"Niewielkie zwiększenie produkcji przemysłowej w czerwcu pogrzebało szansę na 3 proc. wzrost gospodarczy w drugim kwartale bieżącego roku. Drugie półrocze 2012 roku może być znacznie gorsze.
Mało kto spodziewał się, że produkcja przemysłowa wzrośnie tylko o 1,2 proc.

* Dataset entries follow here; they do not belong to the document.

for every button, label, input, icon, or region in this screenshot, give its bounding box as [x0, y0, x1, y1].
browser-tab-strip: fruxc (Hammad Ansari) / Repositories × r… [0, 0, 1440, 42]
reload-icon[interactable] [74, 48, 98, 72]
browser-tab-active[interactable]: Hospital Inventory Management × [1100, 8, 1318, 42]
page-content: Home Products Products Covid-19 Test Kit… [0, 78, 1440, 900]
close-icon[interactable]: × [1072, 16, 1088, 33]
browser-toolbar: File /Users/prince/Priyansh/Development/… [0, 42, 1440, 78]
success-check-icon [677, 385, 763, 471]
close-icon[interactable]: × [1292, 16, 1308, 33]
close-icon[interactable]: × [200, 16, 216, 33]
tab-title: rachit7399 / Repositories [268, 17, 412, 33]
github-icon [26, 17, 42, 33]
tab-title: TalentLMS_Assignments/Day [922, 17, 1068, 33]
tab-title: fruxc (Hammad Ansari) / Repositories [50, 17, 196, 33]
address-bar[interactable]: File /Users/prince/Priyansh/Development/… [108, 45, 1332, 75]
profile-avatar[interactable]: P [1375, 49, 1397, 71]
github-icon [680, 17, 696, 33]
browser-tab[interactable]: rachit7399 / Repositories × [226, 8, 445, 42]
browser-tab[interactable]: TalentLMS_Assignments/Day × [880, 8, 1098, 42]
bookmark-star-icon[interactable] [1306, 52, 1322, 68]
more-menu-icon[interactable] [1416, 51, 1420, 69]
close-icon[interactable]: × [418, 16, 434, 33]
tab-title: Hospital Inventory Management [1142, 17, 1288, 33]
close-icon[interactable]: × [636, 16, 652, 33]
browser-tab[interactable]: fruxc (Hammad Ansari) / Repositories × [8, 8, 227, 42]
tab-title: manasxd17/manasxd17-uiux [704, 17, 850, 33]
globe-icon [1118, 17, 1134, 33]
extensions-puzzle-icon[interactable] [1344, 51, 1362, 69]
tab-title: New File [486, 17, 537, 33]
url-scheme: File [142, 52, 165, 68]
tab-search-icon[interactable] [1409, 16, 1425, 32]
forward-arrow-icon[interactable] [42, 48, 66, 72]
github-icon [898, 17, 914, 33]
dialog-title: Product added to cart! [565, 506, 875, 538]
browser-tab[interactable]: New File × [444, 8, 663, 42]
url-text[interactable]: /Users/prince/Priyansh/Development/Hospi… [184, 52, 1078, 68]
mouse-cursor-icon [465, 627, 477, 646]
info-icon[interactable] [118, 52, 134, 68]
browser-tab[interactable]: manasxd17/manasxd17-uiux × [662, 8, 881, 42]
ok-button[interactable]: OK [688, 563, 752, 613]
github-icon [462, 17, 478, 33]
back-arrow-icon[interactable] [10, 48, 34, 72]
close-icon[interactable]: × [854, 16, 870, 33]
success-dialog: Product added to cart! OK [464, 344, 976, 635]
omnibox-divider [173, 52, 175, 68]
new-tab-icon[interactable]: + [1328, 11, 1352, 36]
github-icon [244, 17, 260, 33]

Tym bardziej, że w czerwcu 2011 roku produkcja w porównaniu z analogicznym okresem 2010 roku wzrosła tylko o 2 proc., a więc baza do porównania była wyjątkowo niska.
Niepokoi, że spadek odnotowało aż 16 działów przemysłu, wśród nich takie jak farmacja, samochody, czy meble, które dużą cześć swojej produkcji wysyłają za granicę. One już od kilku miesięcy są pod kreską. Widać, że popyt gospodarstw domowych u naszych najważniejszych zagranicznych partnerów handlowych mocno wyhamował. Nie wszystkie jednak branże eksportowe znalazły się w dołku. Dobrze radzi sobie produkcja maszyn i urządzeń, chemia, a także branża spożywcza i elektryczna.
W czasie pierwszej odsłony osłabienia gospodarczego - w latach 2008-2009 - to właśnie przemysł ucierpiał najbardziej. Niewykluczone, że i tym razem ostre hamowanie produkcji jest sygnałem, że wkraczamy w głębsze spowolnienie w drugiej połowie roku.
Możliwe jednak, że jakiś wpływ na aż tak kiepskie wyniki przemysłu w czerwcu miało Euro 2012. Przecież wiele firm w czasie mistrzostw Europy w piłce nożnej inaczej planowało produkcję, wysyłało pracowników na urlopy, skracało czas pracy.
Natomiast w szczycie sezonu mamy załamanie w budownictwie. Skończyła się presja na finalizację projektów infrastrukturalnych, a przede wszystkim zaczęły się kłopoty finansowe wielu firm budowlanych, tych, które zajmowały się budową dróg i różnych obiektów na Euro 2012 i mamy tego efekty."